Lucinda blinks as the edge of a heavy shadow eclipses her. High above, a fast-moving cloud fills the late afternoon sky. She shifts closer to her husband and pulls the blanket at her feet up to her knees as the porch swing sways. “Do you ever think about the sun?”
Faron brings his attention to Lucinda’s hand on his bare chest. “What about it.”
“If it stopped shining. Just disappeared. Do you know what will happen?”
Faron squints. “Off the top of my head? It would be dark.”
Lucinda closes her eyes and bites her bottom lip. Faron waits for confirmation of his assumption. When it becomes clear his wife won’t continue without him showing more interest, he sighs and asks the expected question slow and without emotion. “How much worse?”
Lucinda leans into Faron’s shoulder and turns her eyes up to his. “Outside of the changes in gravity, all human life would end within the first two days. We’d all freeze to death. After two months, the oceans will freeze over. After the atmosphere collapses, the planet will be a radioactive wasteland careening through space forever, or at least until it hits something of similar or greater size and is destroyed.”
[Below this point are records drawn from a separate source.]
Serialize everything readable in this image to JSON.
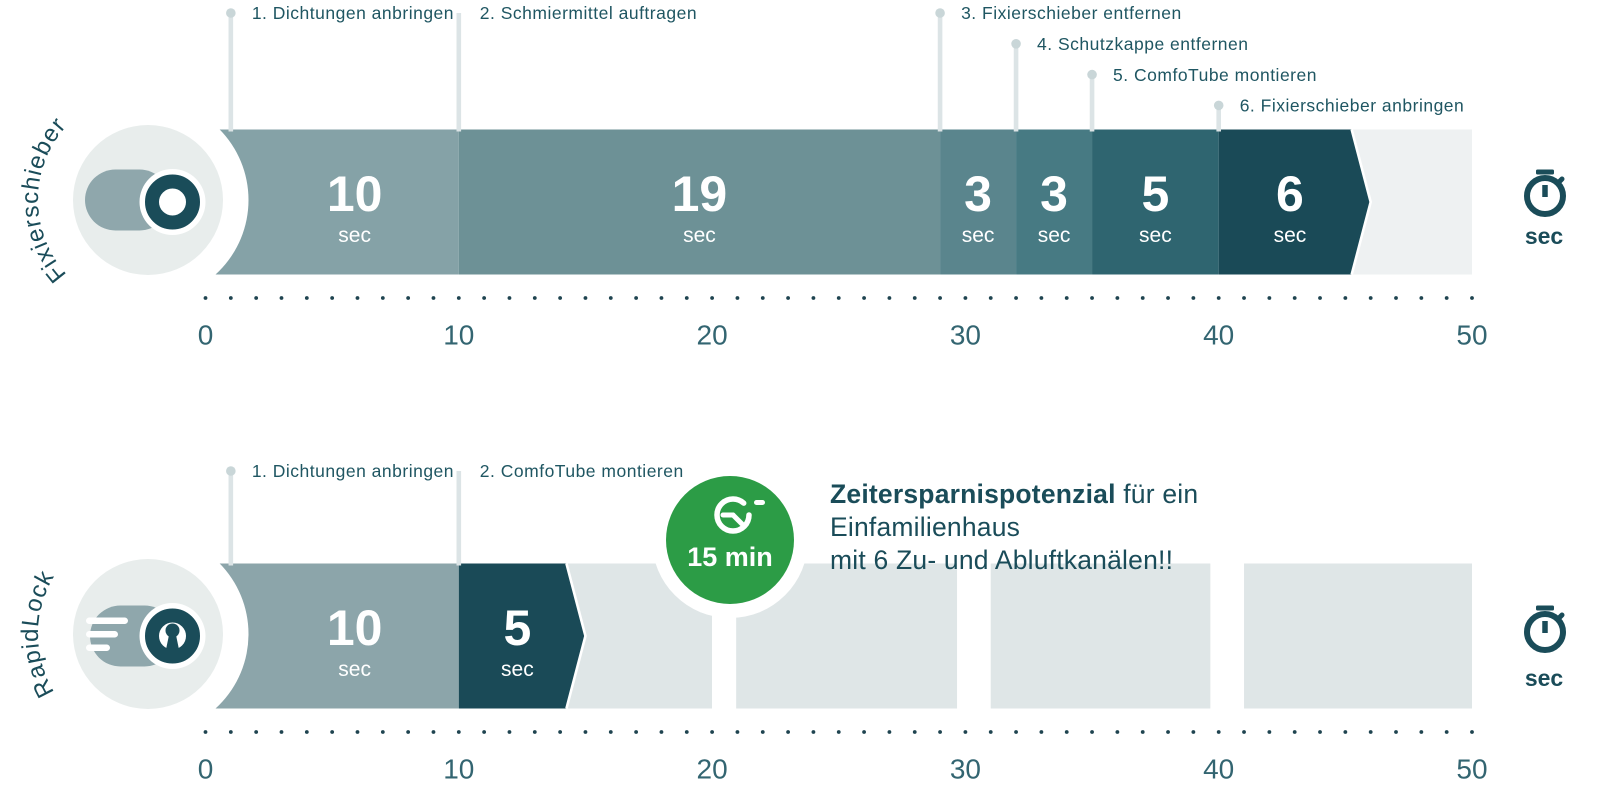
{
  "chart_data": {
    "type": "bar",
    "subtype": "horizontal-stacked-step-timeline-comparison",
    "unit": "sec",
    "axis": {
      "min": 0,
      "max": 50,
      "major_ticks": [
        0,
        10,
        20,
        30,
        40,
        50
      ],
      "minor_tick_step": 1,
      "grid": false
    },
    "series": [
      {
        "name": "Fixierschieber",
        "icon": "pipe-slider-toggle-icon",
        "total_sec": 46,
        "steps": [
          {
            "label": "1. Dichtungen anbringen",
            "sec": 10
          },
          {
            "label": "2. Schmiermittel auftragen",
            "sec": 19
          },
          {
            "label": "3. Fixierschieber entfernen",
            "sec": 3
          },
          {
            "label": "4. Schutzkappe entfernen",
            "sec": 3
          },
          {
            "label": "5. ComfoTube montieren",
            "sec": 5
          },
          {
            "label": "6. Fixierschieber anbringen",
            "sec": 6
          }
        ]
      },
      {
        "name": "RapidLock",
        "icon": "speed-lock-icon",
        "total_sec": 15,
        "steps": [
          {
            "label": "1. Dichtungen anbringen",
            "sec": 10
          },
          {
            "label": "2. ComfoTube montieren",
            "sec": 5
          }
        ]
      }
    ],
    "badge": {
      "label": "15 min",
      "icon": "timer-icon",
      "attached_to": "RapidLock"
    },
    "annotation": {
      "bold": "Zeitersparnispotenzial",
      "text_rest": " für ein Einfamilienhaus",
      "line2": "mit 6 Zu- und Abluftkanälen!!"
    },
    "unit_badge_label": "sec",
    "segment_unit_label": "sec"
  },
  "colors": {
    "accent_dark": "#1a4c59",
    "badge_green": "#2c9c46",
    "segments_fixierschieber": [
      "#85a2a7",
      "#6d9196",
      "#5a858d",
      "#477a83",
      "#2f6570",
      "#1a4a57"
    ],
    "segments_rapidlock": [
      "#8ca5aa",
      "#1a4a57"
    ],
    "track_fixierschieber": "#eef1f2",
    "track_rapidlock": "#dfe6e7",
    "icon_circle_bg": "#e8edec",
    "icon_pill": "#8fa7ac",
    "callout_line": "#dce4e6",
    "callout_dot": "#c9d6d8",
    "callout_text": "#1f5662",
    "axis_text": "#336571",
    "axis_dot": "#1f4450",
    "white": "#ffffff"
  }
}
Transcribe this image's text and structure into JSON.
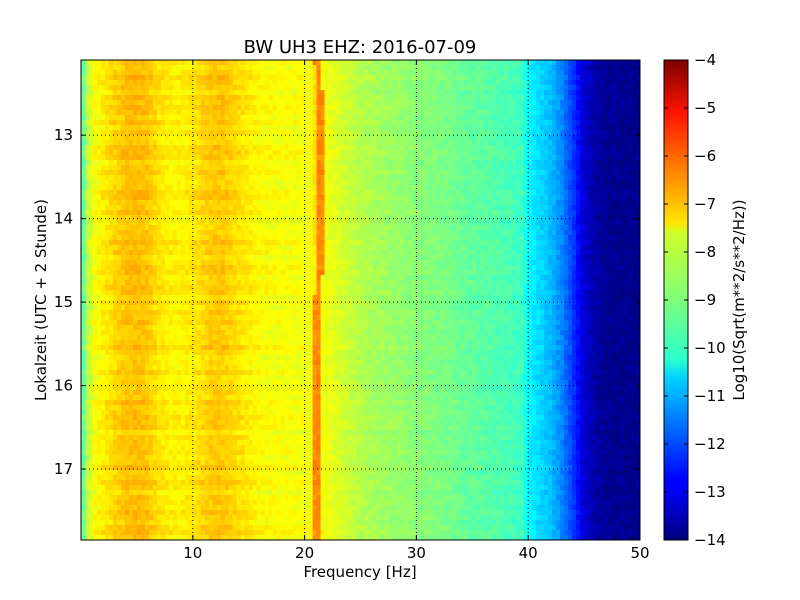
{
  "chart_data": {
    "type": "heatmap",
    "title": "BW UH3 EHZ: 2016-07-09",
    "xlabel": "Frequency [Hz]",
    "ylabel": "Lokalzeit (UTC + 2 Stunde)",
    "colorbar_label": "Log10(Sqrt(m**2/s**2/Hz))",
    "xlim": [
      0,
      50
    ],
    "ylim": [
      12.1,
      17.85
    ],
    "y_inverted": true,
    "x_ticks": [
      10,
      20,
      30,
      40,
      50
    ],
    "x_tick_labels": [
      "10",
      "20",
      "30",
      "40",
      "50"
    ],
    "y_ticks": [
      13,
      14,
      15,
      16,
      17
    ],
    "y_tick_labels": [
      "13",
      "14",
      "15",
      "16",
      "17"
    ],
    "colorbar_ticks": [
      -4,
      -5,
      -6,
      -7,
      -8,
      -9,
      -10,
      -11,
      -12,
      -13,
      -14
    ],
    "colorbar_tick_labels": [
      "−4",
      "−5",
      "−6",
      "−7",
      "−8",
      "−9",
      "−10",
      "−11",
      "−12",
      "−13",
      "−14"
    ],
    "clim": [
      -14,
      -4
    ],
    "colormap": "jet",
    "grid": true,
    "spectral_profile": {
      "frequency_hz": [
        0,
        0.5,
        1,
        2,
        3,
        4,
        5,
        6,
        7,
        8,
        9,
        10,
        11,
        12,
        13,
        14,
        15,
        16,
        17,
        18,
        19,
        20,
        20.8,
        21.2,
        21.6,
        22.5,
        24,
        26,
        28,
        30,
        32,
        34,
        36,
        38,
        39.5,
        40,
        41,
        42,
        43,
        44,
        45,
        46,
        47,
        50
      ],
      "log10_amplitude": [
        -9.6,
        -8.5,
        -7.9,
        -7.6,
        -7.35,
        -7.15,
        -7.1,
        -7.2,
        -7.5,
        -7.65,
        -7.65,
        -7.55,
        -7.35,
        -7.2,
        -7.25,
        -7.45,
        -7.6,
        -7.75,
        -7.8,
        -7.8,
        -7.85,
        -7.85,
        -7.8,
        -6.5,
        -7.85,
        -8.0,
        -8.3,
        -8.6,
        -8.75,
        -8.9,
        -9.0,
        -9.2,
        -9.35,
        -9.5,
        -9.65,
        -10.3,
        -10.6,
        -10.9,
        -11.4,
        -12.2,
        -13.2,
        -13.6,
        -13.8,
        -13.9
      ]
    }
  }
}
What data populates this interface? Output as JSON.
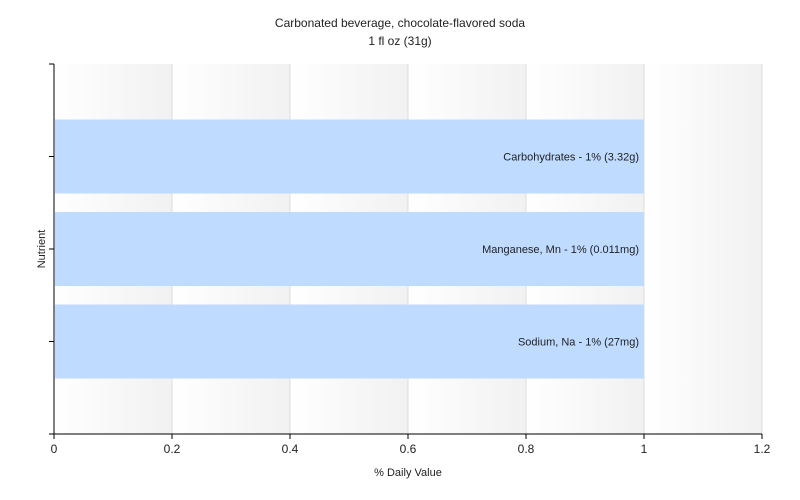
{
  "chart_data": {
    "type": "bar",
    "orientation": "horizontal",
    "title": "Carbonated beverage, chocolate-flavored soda",
    "subtitle": "1 fl oz (31g)",
    "xlabel": "% Daily Value",
    "ylabel": "Nutrient",
    "xlim": [
      0,
      1.2
    ],
    "xticks": [
      "0",
      "0.2",
      "0.4",
      "0.6",
      "0.8",
      "1",
      "1.2"
    ],
    "grid": true,
    "categories": [
      "Carbohydrates",
      "Manganese, Mn",
      "Sodium, Na"
    ],
    "values": [
      1,
      1,
      1
    ],
    "bar_labels": [
      "Carbohydrates - 1% (3.32g)",
      "Manganese, Mn - 1% (0.011mg)",
      "Sodium, Na - 1% (27mg)"
    ],
    "colors": {
      "bar": "#bfdbff",
      "grid": "#dddddd",
      "axis": "#000000"
    }
  }
}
Faron forces a hint of a smile. “Fun.”
Lucinda frowns from one side of her mouth. “Yeah.” She studies Faron’s face a moment longer before finding it hard to maintain her focus. “It’s been on my mind lately. It seems the perfect metaphor for loss. When your light goes away, it takes what was holding your feet to the ground. You become cold. Lifeless. You wander without direction until one day it all ends for good.”
Faron rests his hand on the back of Lucinda’s head, smoothing her coal-black curls. “I’m not going anywhere. Not yet.”
Lucinda guides the tips of her fingers down the raised skin on the center of Faron’s chest, healed, but discoloured. “Not yet.”
Faron opens his mouth, but the response disappears before forming enough to be spoken. Instead, he kisses her forehead and turns away.